Renzi attacca, poi l’apertura
Duro scontro con Grasso. Ma si profila l’accordo con la minoranza del Pd
Riforma del Senato: Matteo Renzi incassa il via libera all’unanimità dalla Direzione del Pd. La minoranza del partito non ha partecipato alla votazione, ma si profila comunque uno spiraglio per l’intesa. Il segretario, infatti, pur contrario all’elezione diretta dei senatori, è invece favorevole al modello della legge Tatarella che prevede la loro designazione. Ottimismo dell’ex segretario Bersani, assente perché alla Festa dell’Unità a Modena: apertura significativa. Tuttavia, sull’esito della riforma pesa anche la scelta del presidente del Senato, Pietro Grasso, al quale il segretario-premier manda un nuovo avviso: «Se riaprisse sull’articolo 2 sarebbe un fatto inedito».
«Le soluzioni tecniche si trovano», dice Matteo Renzi nella direzione del Pd. E se Pier Luigi Bersani, assente giustificato (era alla chiusura della Festa dell’Unità di Modena), domenica spiegava che all’intesa manca «un millimetro», il premier quello spazio vorrebbe colmarlo ripescando il Tatarellum, legge elettorale del 1995 che prevedeva un «listino». Soluzione che consentirebbe di non toccare il principio dell’elezione indiretta dei nuovi senatori, già votato in «doppia conforme» da Camera e Senato, introducendo però (in un altro comma, il 5 dell’articolo 2) un sistema per il quale gli elettori scelgono in una lista di nomi i consiglieri-senatori, che vengono poi votati dal Consiglio regionale. Strumento che sembra convincere la minoranza del partito, ma con una riserva interpretativa. Tanto che decide di disertare il voto finale della direzione, passato all’unanimità dei votanti.

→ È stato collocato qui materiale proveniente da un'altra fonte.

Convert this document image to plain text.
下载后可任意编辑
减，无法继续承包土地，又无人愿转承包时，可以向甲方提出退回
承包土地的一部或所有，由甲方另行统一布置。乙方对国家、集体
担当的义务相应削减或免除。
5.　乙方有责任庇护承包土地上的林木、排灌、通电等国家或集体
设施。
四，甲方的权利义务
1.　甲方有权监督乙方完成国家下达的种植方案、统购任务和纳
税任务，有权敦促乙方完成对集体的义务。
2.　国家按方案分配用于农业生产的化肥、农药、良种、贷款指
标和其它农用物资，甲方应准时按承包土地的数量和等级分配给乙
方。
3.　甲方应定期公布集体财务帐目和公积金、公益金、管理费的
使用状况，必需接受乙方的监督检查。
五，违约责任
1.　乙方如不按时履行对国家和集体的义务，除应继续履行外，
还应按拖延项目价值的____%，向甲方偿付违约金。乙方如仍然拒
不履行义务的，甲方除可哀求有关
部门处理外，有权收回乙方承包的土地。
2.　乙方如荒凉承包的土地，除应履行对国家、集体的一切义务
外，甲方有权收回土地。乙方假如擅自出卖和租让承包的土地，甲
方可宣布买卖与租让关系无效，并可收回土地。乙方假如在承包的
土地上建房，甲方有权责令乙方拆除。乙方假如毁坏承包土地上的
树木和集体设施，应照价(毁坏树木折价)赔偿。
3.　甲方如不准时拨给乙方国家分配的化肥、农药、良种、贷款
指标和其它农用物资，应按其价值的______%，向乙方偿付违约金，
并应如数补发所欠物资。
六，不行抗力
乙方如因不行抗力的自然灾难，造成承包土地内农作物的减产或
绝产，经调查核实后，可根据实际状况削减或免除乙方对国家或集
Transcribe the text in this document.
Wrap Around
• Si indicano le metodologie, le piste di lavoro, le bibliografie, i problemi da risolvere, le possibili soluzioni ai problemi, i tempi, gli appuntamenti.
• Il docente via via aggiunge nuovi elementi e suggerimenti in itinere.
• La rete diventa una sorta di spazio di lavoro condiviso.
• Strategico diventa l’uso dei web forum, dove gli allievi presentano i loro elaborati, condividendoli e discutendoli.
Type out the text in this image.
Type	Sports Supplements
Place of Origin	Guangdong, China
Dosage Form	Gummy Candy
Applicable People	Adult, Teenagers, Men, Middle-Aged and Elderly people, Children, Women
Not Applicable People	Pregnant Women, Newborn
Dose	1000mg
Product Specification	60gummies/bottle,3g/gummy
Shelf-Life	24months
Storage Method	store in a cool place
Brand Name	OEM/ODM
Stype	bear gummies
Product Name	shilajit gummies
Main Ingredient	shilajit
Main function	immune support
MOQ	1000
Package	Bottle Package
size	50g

Resta il nodo degli emendamenti all’articolo 2 della Costituzione, sulla cui ammissibilità dovrà decidere il presidente del Senato Pietro Grasso. Renzi prima attacca: «Se il presidente dicesse sì, si dovrebbero convocare Camera e Senato perché saremmo davanti a un fatto inedito». Poi, dopo le reazioni (Nichi Vendola parla di «minacce» a Grasso) precisa: «Mai minacciato, è ovvio che se il presidente apre, dobbiamo fare una riunione dei gruppi pd. Non è nei poteri del premier la convocazione delle Camere».
Il punto chiave resta l’elettività dei senatori. Per sciogliere la «frustrante dialettica su un puntino secondario», Renzi rievoca il vicepremier di Berlusconi, Pinuccio Tatarella. Lo scontro si ammorbidisce e resta semantico (ma il lessico in questi casi è sostanza). Perché il premier parla di «designazione», la minoranza di «ratifica». È nella distanza tra queste parole che si misura «il millimetro» che manca all’intesa. La prima designazione, fa pendere la bilancia verso l’elezione indiretta (il Consiglio regionale conserva un ruolo di discrezionalità). La seconda lascia all’organo regionale un compito di presa d’atto della volontà degli elettori. È per questo che Miguel Gotor, Roberto Speranza, Gianni Cuperlo e gli altri della minoranza parlano apertamente di «ratifica». Come fa Pier Luigi Bersani, da Modena: «Mi pare che Renzi abbia fatto un’apertura significativa: se si intende che gli elettori scelgono i senatori e i Consigli regionali ratificano, va bene. Meglio tardi che mai: vedremo al Senato come verrà tradotta questa indicazione».
Renzi si paragona alla squadra giapponese di rugby, che ha vinto «giocando il tutto per tutto» ed evoca il ritorno anticipato alle urne: «Un anno e mezzo fa la legislatura era alla fine. Senza riforme questa legislatura non esiste. Non è una minaccia per il futuro, ma una considerazione per il passato». Poi cita il caso Grecia (e l’ex ministro scissionista Varoufakis) e spiega che «chi di scissioni ferisce, di elezioni perisce». C’è spazio anche per «buona scuola», legge di Stabilità, immigrazione. Renzi conferma l’abolizione totale di Tasi e Imu sulla prima casa. Attacca il britannico Corbyn: «I laburisti inglesi godono nel perdere». Sul caso Kyenge (con il «salvataggio» di Roberto Calderoli da parte del Pd), annuncia «una riunione ad hoc ».